Хитрит? О, еще как! Но вместе с тем идет на такой риск, что хитрость оказывается не более чем «технологией». Ни с кем не хочет связать себя до конца? Да, но при этом так связан свинцовым чувством собственного достоинства — ни отступить, ни уступить не умеет. Оборотист? О да, но при этом на дне души — какая-то несдвигаемая, упрямая — на грани обреченности — покорность тому, что должно случиться.
А главное, нет иллюзий, нет ни тени иллюзий. Горькая готовность к худшему. Исправить ситуацию, даже выбрать ее невозможно. Только выдержать. Выдержать с железной невозмутимостью, с двужильной стойкостью, с какой-то мгновенной дьявольской усмешкой в рыжей бороде.
Искать лучшего? Еще надо выяснить, что для этой души лучше. И будет ли этому человеку легче там, где ему будет «лучше». Ему некуда бежать из того мира, где он тянет свою лямку. Он не умеет воспарить «над» теми низкими трудностями и препятствиями, какие ему достаются. Ни воспарить в праведники, ни пасть в грешники. Ни возроптать, ни возблагодарить. Такая тяжелая, каменная, бесконечно ушедшая в себя душа. Как говорят философы, имманентная.
Первая повесть Кросса начинается с иронической фразы: «Господи, я хочу поторговаться с тобой…» Вот это и есть пункт отсчета. И начало доказательства от противного. Как торговаться с тем, кто не висит над тобой в далекой высоте, а, говоря словами Энгельса, оковывает самое твое сердце? Тяжкая, честная, полная скрытой боли, отсчитывающая от самой себя и потому безнадежно одинокая в своем ответе богу натура Балтазара Руссова и судьба его — вот ответ Кросса на пунктир вопросов, заданных в его повестях. Закон духа — внутри самого человека, и бессмысленно подступать к нему извне с моральными нормами, поверьте, он намного несчастнее в своей самодостаточности и одновременно неизмеримо счастливее в ней, чем это можно сделать, осудив или возвысив его извне.
Кросс как-то заметил: жанровая разница между повестью и романом состоит в том, что читатель повести достраивает мир автора вне ее художественного пространства, читатель же романа достраивает мир внутри его пространства.
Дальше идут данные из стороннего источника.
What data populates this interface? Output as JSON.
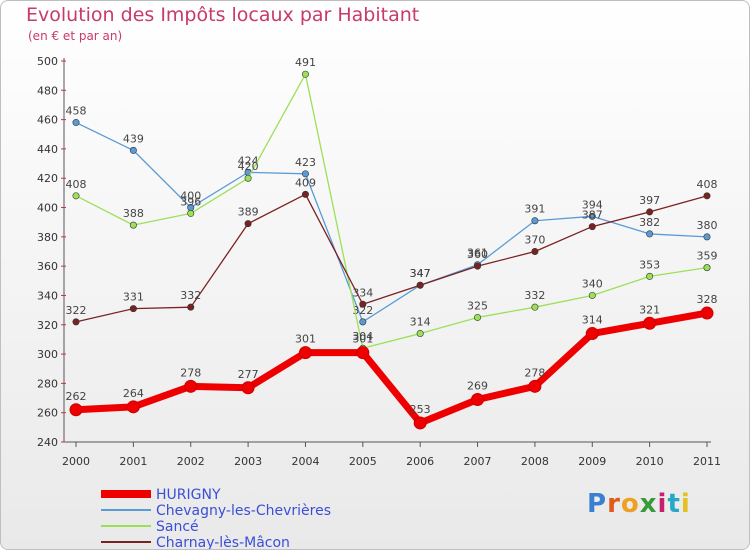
{
  "chart_data": {
    "type": "line",
    "title": "Evolution des Impôts locaux par Habitant",
    "subtitle": "(en € et par an)",
    "x": [
      "2000",
      "2001",
      "2002",
      "2003",
      "2004",
      "2005",
      "2006",
      "2007",
      "2008",
      "2009",
      "2010",
      "2011"
    ],
    "ylim": [
      240,
      500
    ],
    "yticks": [
      240,
      260,
      280,
      300,
      320,
      340,
      360,
      380,
      400,
      420,
      440,
      460,
      480,
      500
    ],
    "grid": false,
    "legend_position": "bottom-left",
    "series": [
      {
        "name": "HURIGNY",
        "color": "#ee0000",
        "emphasis": true,
        "values": [
          262,
          264,
          278,
          277,
          301,
          301,
          253,
          269,
          278,
          314,
          321,
          328
        ]
      },
      {
        "name": "Chevagny-les-Chevrières",
        "color": "#5b9bd5",
        "emphasis": false,
        "values": [
          458,
          439,
          400,
          424,
          423,
          322,
          347,
          361,
          391,
          394,
          382,
          380
        ]
      },
      {
        "name": "Sancé",
        "color": "#9ce05a",
        "emphasis": false,
        "values": [
          408,
          388,
          396,
          420,
          491,
          304,
          314,
          325,
          332,
          340,
          353,
          359
        ]
      },
      {
        "name": "Charnay-lès-Mâcon",
        "color": "#7a2222",
        "emphasis": false,
        "values": [
          322,
          331,
          332,
          389,
          409,
          334,
          347,
          360,
          370,
          387,
          397,
          408
        ]
      }
    ]
  },
  "brand": {
    "letters": [
      "P",
      "r",
      "o",
      "x",
      "i",
      "t",
      "i"
    ],
    "colors": [
      "#3a7fd0",
      "#e05a1c",
      "#f0a020",
      "#3a9a3a",
      "#c81e6e",
      "#26a9c8",
      "#e4c020"
    ]
  }
}
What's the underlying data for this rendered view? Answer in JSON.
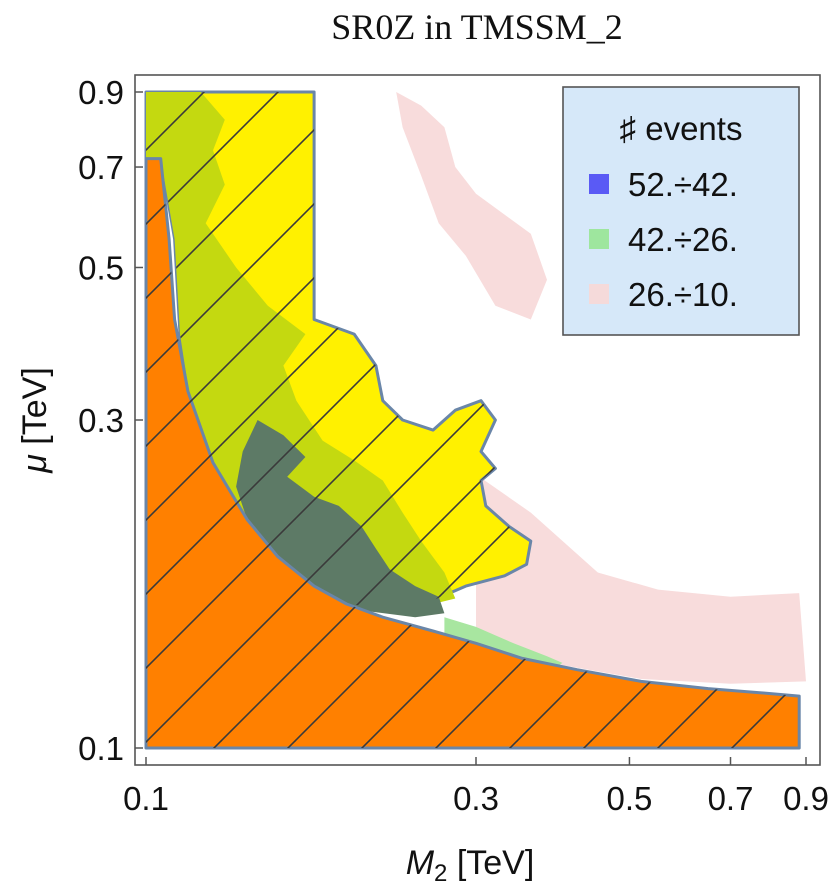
{
  "chart_data": {
    "type": "contour",
    "title": "SR0Z in TMSSM_2",
    "xlabel": {
      "symbol": "M",
      "subscript": "2",
      "unit": "[TeV]"
    },
    "ylabel": {
      "symbol": "μ",
      "unit": "[TeV]"
    },
    "x_scale": "log",
    "y_scale": "log",
    "xlim": [
      0.1,
      0.9
    ],
    "ylim": [
      0.1,
      0.9
    ],
    "x_ticks": [
      {
        "value": 0.1,
        "label": "0.1"
      },
      {
        "value": 0.3,
        "label": "0.3"
      },
      {
        "value": 0.5,
        "label": "0.5"
      },
      {
        "value": 0.7,
        "label": "0.7"
      },
      {
        "value": 0.9,
        "label": "0.9"
      }
    ],
    "y_ticks": [
      {
        "value": 0.1,
        "label": "0.1"
      },
      {
        "value": 0.3,
        "label": "0.3"
      },
      {
        "value": 0.5,
        "label": "0.5"
      },
      {
        "value": 0.7,
        "label": "0.7"
      },
      {
        "value": 0.9,
        "label": "0.9"
      }
    ],
    "legend": {
      "title": "♯ events",
      "position": "top-right",
      "entries": [
        {
          "label": "52.÷42.",
          "color": "#5a5af5"
        },
        {
          "label": "42.÷26.",
          "color": "#9ee69e"
        },
        {
          "label": "26.÷10.",
          "color": "#f5dada"
        }
      ]
    },
    "regions": [
      {
        "name": "light-pink-contour",
        "fill": "#f8dcdc",
        "points": [
          [
            0.3,
            0.25
          ],
          [
            0.36,
            0.22
          ],
          [
            0.45,
            0.18
          ],
          [
            0.55,
            0.17
          ],
          [
            0.7,
            0.166
          ],
          [
            0.88,
            0.168
          ],
          [
            0.9,
            0.125
          ],
          [
            0.7,
            0.124
          ],
          [
            0.52,
            0.126
          ],
          [
            0.4,
            0.132
          ],
          [
            0.34,
            0.14
          ],
          [
            0.3,
            0.15
          ]
        ]
      },
      {
        "name": "light-pink-patch-upper",
        "fill": "#f8dcdc",
        "points": [
          [
            0.23,
            0.9
          ],
          [
            0.25,
            0.86
          ],
          [
            0.27,
            0.8
          ],
          [
            0.28,
            0.7
          ],
          [
            0.3,
            0.64
          ],
          [
            0.36,
            0.56
          ],
          [
            0.38,
            0.48
          ],
          [
            0.36,
            0.42
          ],
          [
            0.32,
            0.44
          ],
          [
            0.29,
            0.52
          ],
          [
            0.265,
            0.58
          ],
          [
            0.25,
            0.68
          ],
          [
            0.235,
            0.8
          ]
        ]
      },
      {
        "name": "light-green-contour",
        "fill": "#a8e6a0",
        "points": [
          [
            0.27,
            0.155
          ],
          [
            0.3,
            0.15
          ],
          [
            0.34,
            0.142
          ],
          [
            0.38,
            0.136
          ],
          [
            0.4,
            0.133
          ],
          [
            0.38,
            0.128
          ],
          [
            0.34,
            0.131
          ],
          [
            0.3,
            0.136
          ],
          [
            0.27,
            0.143
          ]
        ]
      },
      {
        "name": "yellow-hatched-region",
        "fill": "#fff100",
        "points": [
          [
            0.1,
            0.9
          ],
          [
            0.175,
            0.9
          ],
          [
            0.175,
            0.42
          ],
          [
            0.2,
            0.4
          ],
          [
            0.215,
            0.36
          ],
          [
            0.22,
            0.32
          ],
          [
            0.235,
            0.3
          ],
          [
            0.26,
            0.29
          ],
          [
            0.28,
            0.31
          ],
          [
            0.305,
            0.32
          ],
          [
            0.32,
            0.3
          ],
          [
            0.305,
            0.27
          ],
          [
            0.32,
            0.255
          ],
          [
            0.305,
            0.245
          ],
          [
            0.31,
            0.225
          ],
          [
            0.335,
            0.21
          ],
          [
            0.36,
            0.2
          ],
          [
            0.355,
            0.185
          ],
          [
            0.33,
            0.178
          ],
          [
            0.29,
            0.172
          ],
          [
            0.26,
            0.164
          ],
          [
            0.22,
            0.16
          ],
          [
            0.195,
            0.162
          ],
          [
            0.175,
            0.172
          ],
          [
            0.155,
            0.19
          ],
          [
            0.14,
            0.215
          ],
          [
            0.125,
            0.26
          ],
          [
            0.117,
            0.3
          ],
          [
            0.112,
            0.4
          ],
          [
            0.11,
            0.55
          ],
          [
            0.105,
            0.72
          ],
          [
            0.1,
            0.72
          ]
        ]
      },
      {
        "name": "olive-green-contour",
        "fill": "#c4d910",
        "points": [
          [
            0.1,
            0.9
          ],
          [
            0.12,
            0.9
          ],
          [
            0.13,
            0.82
          ],
          [
            0.125,
            0.74
          ],
          [
            0.13,
            0.66
          ],
          [
            0.122,
            0.58
          ],
          [
            0.135,
            0.5
          ],
          [
            0.15,
            0.44
          ],
          [
            0.17,
            0.4
          ],
          [
            0.158,
            0.36
          ],
          [
            0.165,
            0.32
          ],
          [
            0.18,
            0.28
          ],
          [
            0.2,
            0.262
          ],
          [
            0.22,
            0.245
          ],
          [
            0.235,
            0.22
          ],
          [
            0.25,
            0.2
          ],
          [
            0.27,
            0.18
          ],
          [
            0.28,
            0.165
          ],
          [
            0.26,
            0.162
          ],
          [
            0.22,
            0.16
          ],
          [
            0.195,
            0.162
          ],
          [
            0.175,
            0.172
          ],
          [
            0.155,
            0.19
          ],
          [
            0.14,
            0.215
          ],
          [
            0.125,
            0.26
          ],
          [
            0.117,
            0.3
          ],
          [
            0.112,
            0.4
          ],
          [
            0.11,
            0.55
          ],
          [
            0.105,
            0.72
          ],
          [
            0.1,
            0.72
          ]
        ]
      },
      {
        "name": "dark-teal-contour",
        "fill": "#5d7a66",
        "points": [
          [
            0.145,
            0.3
          ],
          [
            0.158,
            0.285
          ],
          [
            0.17,
            0.265
          ],
          [
            0.16,
            0.248
          ],
          [
            0.175,
            0.232
          ],
          [
            0.19,
            0.225
          ],
          [
            0.205,
            0.21
          ],
          [
            0.215,
            0.195
          ],
          [
            0.225,
            0.182
          ],
          [
            0.245,
            0.172
          ],
          [
            0.265,
            0.166
          ],
          [
            0.27,
            0.157
          ],
          [
            0.245,
            0.155
          ],
          [
            0.21,
            0.158
          ],
          [
            0.19,
            0.163
          ],
          [
            0.17,
            0.175
          ],
          [
            0.152,
            0.193
          ],
          [
            0.14,
            0.215
          ],
          [
            0.135,
            0.24
          ],
          [
            0.138,
            0.27
          ]
        ]
      },
      {
        "name": "orange-excluded-region",
        "fill": "#ff8000",
        "points": [
          [
            0.1,
            0.1
          ],
          [
            0.1,
            0.72
          ],
          [
            0.105,
            0.72
          ],
          [
            0.108,
            0.55
          ],
          [
            0.11,
            0.42
          ],
          [
            0.115,
            0.33
          ],
          [
            0.125,
            0.26
          ],
          [
            0.14,
            0.215
          ],
          [
            0.155,
            0.19
          ],
          [
            0.175,
            0.172
          ],
          [
            0.195,
            0.162
          ],
          [
            0.22,
            0.155
          ],
          [
            0.26,
            0.148
          ],
          [
            0.3,
            0.142
          ],
          [
            0.35,
            0.135
          ],
          [
            0.42,
            0.13
          ],
          [
            0.52,
            0.125
          ],
          [
            0.65,
            0.122
          ],
          [
            0.8,
            0.12
          ],
          [
            0.88,
            0.119
          ],
          [
            0.88,
            0.1
          ]
        ]
      }
    ]
  }
}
Это — ключ к прозе Кросса.
Само движение внутреннего сюжета в его романе, а отчасти и фабульное построение глав напоминает повороты ключа в разных скважинах: огромное, на полторы тысячи страниц, повествование читаешь не столько как хронику жизни, постепенно накапливающую материал и смысл, сколько как пунктир повторяющихся ситуаций, в которых герой оказывается то обидчиком, то жертвой. Я назвал бы это перекрещиванье автономных и сцепленных линий «крестословием», если бы не боялся дурного каламбура; но логика «кроссворда» действительно чем-то родственна структуре художественного мира Кросса: трассы смыслов, расходящихся из точек пересечения, значат разное, но все время кольцуются, сходятся и замыкаются для очной ставки. Это медленное раскручивание-возвращение органично для самозамкнутости исследуемого здесь духа, оно-то и делает роман Кросса целостным произведением искусства.